Type: GitHub Repository Original link: https://github.com/rasbt/LLMs-from-scratch Publication date: 2025-09-04
Summary #
WHAT - This is a GitHub repository containing the code to develop, pre-train, and fine-tune a large language model (LLM) similar to ChatGPT, written in PyTorch. It is the official code for the book “Build a Large Language Model (From Scratch)” by Manning.
WHY - It is relevant for AI business because it provides a detailed and practical guide to building and understanding LLMs, allowing the replication and adaptation of advanced natural language processing techniques. This can accelerate the development of customized models and improve internal expertise.
WHO - The main actors are Sebastian Raschka (author of the book and the repository), Manning Publications (publisher of the book), and the community of developers on GitHub who contribute to and use the repository.
WHERE - It positions itself in the market of education and development of LLMs, offering practical resources for those who want to build advanced language models. It is part of the PyTorch ecosystem and is aimed at developers and researchers interested in LLMs.
WHEN - The repository is active and continuously evolving, with regular updates. It is a consolidated but growing project, reflecting current trends in LLM development.
BUSINESS IMPACT:
- Opportunities: Accelerate the development of customized language models, improve internal expertise, and reduce training costs.
- Risks: Dependence on a single repository for training, risk of obsolescence if not regularly updated.
- Integration: Can be integrated into the existing AI development stack, using PyTorch and other technologies mentioned in the repository.
TECHNICAL SUMMARY:
- Core technology stack: PyTorch, Python, Jupyter Notebooks, and various natural language processing frameworks.
- Scalability: The repository is designed for education and prototyping, not for industrial scalability. However, the techniques can be scaled using cloud infrastructures.
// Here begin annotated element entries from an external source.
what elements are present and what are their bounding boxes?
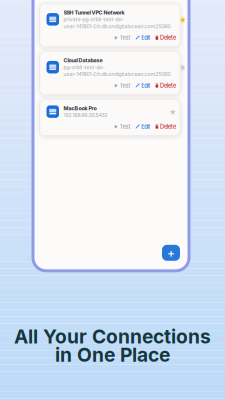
button[interactable]: Favorite	[170, 108, 176, 115]
button[interactable]: Delete	[150, 34, 176, 41]
button[interactable]: Test	[109, 123, 131, 130]
staticText: All Your Connections	[14, 325, 211, 348]
button[interactable]: Edit	[131, 123, 150, 130]
button[interactable]: Add connection	[162, 245, 180, 261]
staticText: private-pg-orbit-test-do-	[64, 16, 124, 23]
button[interactable]: Test	[109, 82, 131, 89]
button[interactable]: Favorite	[180, 16, 186, 23]
staticText: in One Place	[55, 343, 170, 366]
staticText: SSH Tunnel VPC Network	[64, 9, 124, 16]
staticText: Test	[120, 123, 131, 130]
staticText: Delete	[160, 34, 176, 41]
button[interactable]: Delete	[150, 123, 176, 130]
staticText: Delete	[160, 123, 176, 130]
staticText: Edit	[141, 82, 150, 89]
staticText: MacBook Pro	[64, 105, 96, 112]
staticText: pg-orbit-test-do-	[64, 64, 104, 70]
staticText: Test	[120, 34, 131, 41]
button[interactable]: Edit	[131, 82, 150, 89]
button[interactable]: Delete	[150, 82, 176, 89]
button[interactable]: Test	[109, 34, 131, 41]
staticText: user-141801-0.h.db.ondigitalocean.com:25…	[64, 71, 170, 77]
staticText: +	[167, 246, 175, 260]
staticText: Cloud Database	[64, 57, 102, 64]
staticText: Test	[120, 82, 131, 89]
staticText: Delete	[160, 82, 176, 89]
button[interactable]: Edit	[131, 34, 150, 41]
button[interactable]: Favorite	[180, 64, 186, 71]
staticText: Edit	[141, 123, 150, 130]
staticText: 192.168.86.30.5432	[64, 112, 108, 118]
staticText: user-141801-0.h.db.ondigitalocean.com:25…	[64, 23, 170, 29]
staticText: Edit	[141, 34, 150, 41]
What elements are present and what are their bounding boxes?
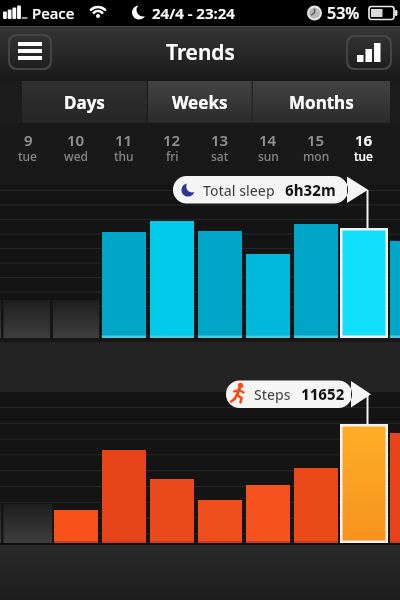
staticText: wed xyxy=(64,148,89,164)
staticText: sat xyxy=(211,148,229,164)
staticText: Weeks xyxy=(172,91,228,114)
staticText: Peace xyxy=(32,3,75,23)
staticText: fri xyxy=(166,148,179,164)
staticText: sun xyxy=(258,148,279,164)
staticText: Total sleep xyxy=(203,181,275,200)
staticText: 15 xyxy=(307,130,325,150)
button[interactable]: Weeks xyxy=(147,81,252,123)
staticText: 24/4 - 23:24 xyxy=(152,3,235,23)
staticText: Months xyxy=(289,91,354,114)
staticText: 12 xyxy=(163,130,181,150)
button[interactable]: Months xyxy=(252,81,390,123)
staticText: 14 xyxy=(259,130,277,150)
staticText: tue xyxy=(354,148,374,164)
staticText: 13 xyxy=(211,130,229,150)
button[interactable]: Days xyxy=(22,81,147,123)
button[interactable] xyxy=(10,36,50,68)
staticText: 53% xyxy=(327,2,360,24)
staticText: Days xyxy=(64,91,105,114)
staticText: 6h32m xyxy=(285,180,336,200)
staticText: 9 xyxy=(24,130,33,150)
staticText: Steps xyxy=(254,385,291,404)
staticText: 10 xyxy=(67,130,85,150)
staticText: Trends xyxy=(166,38,235,67)
staticText: 11 xyxy=(115,130,133,150)
staticText: mon xyxy=(303,148,330,164)
staticText: 11652 xyxy=(301,384,345,404)
button[interactable] xyxy=(348,37,390,68)
staticText: tue xyxy=(18,148,38,164)
staticText: thu xyxy=(114,148,134,164)
staticText: 16 xyxy=(355,130,373,150)
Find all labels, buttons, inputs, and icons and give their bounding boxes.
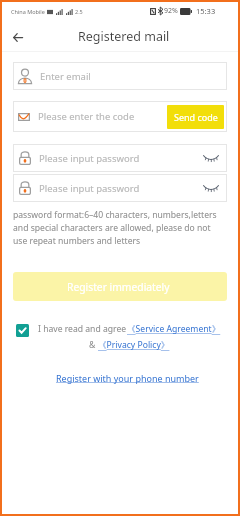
- staticText: Register immediately: [67, 280, 170, 294]
- staticText: Please input password: [39, 152, 140, 165]
- button[interactable]: Register with your phone number: [56, 372, 199, 384]
- button[interactable]: Show password: [203, 150, 219, 166]
- button[interactable]: Show password: [203, 180, 219, 196]
- staticText: Registered mail: [78, 28, 170, 45]
- staticText: Send code: [174, 111, 218, 123]
- staticText: 15:33: [196, 6, 216, 16]
- button[interactable]: 《Service Agreement》: [127, 323, 223, 335]
- button[interactable]: 《Privacy Policy》: [98, 339, 172, 351]
- staticText: Please enter the code: [38, 110, 135, 123]
- button[interactable]: Register immediately: [13, 272, 227, 301]
- button[interactable]: Back: [7, 26, 29, 48]
- button[interactable]: Agree to terms: [16, 324, 29, 337]
- button[interactable]: Send code: [167, 105, 224, 129]
- staticText: 92%: [164, 6, 178, 16]
- staticText: I have read and agree: [38, 323, 127, 335]
- button[interactable]: Please input password: [13, 144, 227, 172]
- staticText: Please input password: [39, 182, 140, 195]
- staticText: &: [89, 339, 98, 351]
- staticText: password format:6–40 characters, numbers…: [13, 209, 227, 247]
- staticText: 2.5: [75, 8, 83, 15]
- button[interactable]: Please input password: [13, 174, 227, 202]
- button[interactable]: Enter email: [13, 62, 227, 90]
- staticText: Enter email: [40, 70, 91, 83]
- staticText: China Mobile: [11, 8, 45, 15]
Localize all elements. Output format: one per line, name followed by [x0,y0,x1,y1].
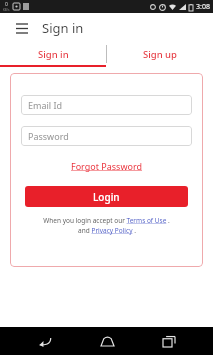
button[interactable]: Login [25,186,188,207]
button[interactable]: Sign up [107,43,213,65]
staticText: When you login accept our Terms of Use . [43,216,170,225]
button[interactable]: Forgot Password [69,159,145,173]
staticText: KB/s [3,8,10,12]
staticText: 3:08 [196,2,210,12]
staticText: Login [93,190,120,204]
button[interactable]: Sign in [0,43,106,65]
staticText: Sign in [38,48,69,61]
button[interactable]: Recent apps [151,328,187,354]
staticText: Forgot Password [71,160,143,172]
staticText: 0 [5,1,8,8]
button[interactable]: Open navigation menu [12,18,32,38]
button[interactable]: Back [26,328,62,354]
button[interactable]: Home [89,328,125,354]
staticText: and Privacy Policy . [78,226,136,235]
staticText: Email Id [28,99,63,111]
button[interactable]: and Privacy Policy . [78,226,136,235]
staticText: Sign in [42,19,84,37]
button[interactable]: Email Id [21,95,192,115]
staticText: Sign up [143,48,177,61]
button[interactable]: Password [21,126,192,146]
staticText: Password [28,130,69,142]
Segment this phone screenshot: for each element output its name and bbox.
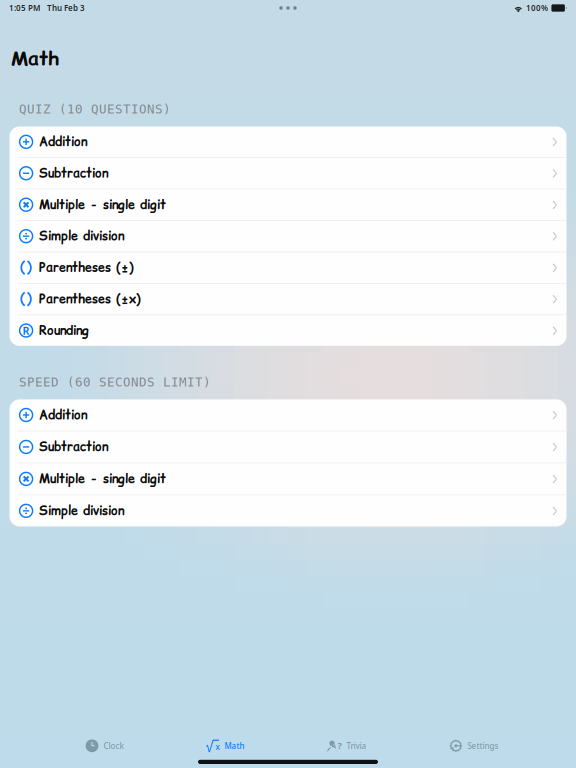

- Technical differentiators: Detailed implementation of attention mechanisms, pre-training, and fine-tuning, with practical examples and exercise solutions.
Use Cases #
- Private AI Stack: Integration into proprietary pipelines
- Client Solutions: Implementation for client projects
- Development Acceleration: Reduction of project time-to-market
- Strategic Intelligence: Input for technological roadmap
- Competitive Analysis: Monitoring AI ecosystem
Third-Party Feedback #
Community feedback: Users appreciate the shared resources for building and understanding language models, with a general consensus on the usefulness of the guides and implementations. The main concerns are about the complexity and accessibility of fine-tuning techniques, with requests for further specific tutorials for natural language processing tasks.
Resources #
Original Links #
- Build a Large Language Model (From Scratch) - Original link
Article suggested and selected by the Human Technology eXcellence team, processed through artificial intelligence (in this case with LLM HTX-EU-Mistral3.1Small) on 2025-09-04 19:22 Original source: https://github.com/rasbt/LLMs-from-scratch
The HTX Take #
This topic is at the heart of what we build at HTX. The technology discussed here — whether it’s about AI agents, language models, or document processing — represents exactly the kind of capability that European businesses need, but deployed on their own terms.
The challenge isn’t whether this technology works. It does. The challenge is deploying it without sending your company data to US servers, without violating GDPR, and without creating vendor dependencies you can’t escape.
That’s why we built ORCA — a private enterprise chatbot that brings these capabilities to your infrastructure. Same power as ChatGPT, but your data never leaves your perimeter. No per-user pricing, no data leakage, no compliance headaches.
Want to see how ready your company is for AI? Take our free AI Readiness Assessment — 5 minutes, personalized report, actionable roadmap.
Related Articles #
- AI Engineering Hub - Open Source, AI, LLM
- A Step-by-Step Implementation of Qwen 3 MoE Architecture from Scratch - Open Source
- LoRAX: Multi-LoRA inference server that scales to 1000s of fine-tuned LLMs - Open Source, LLM, Python
FAQ
Can large language models run on private infrastructure?
Yes. Open-source models like LLaMA, Mistral, DeepSeek, and Qwen can run on-premise or on European cloud. These models achieve performance comparable to GPT-4 for most business tasks, with the advantage of complete data sovereignty. HTX's PRISMA stack is designed to deploy these models for European SMEs.
Which LLM is best for business use?
The best model depends on your use case. For document analysis and chat, models like Mistral and LLaMA excel. For data analysis, DeepSeek offers strong reasoning. HTX's approach is model-agnostic: ORCA supports multiple models so you can choose the best fit without vendor lock-in.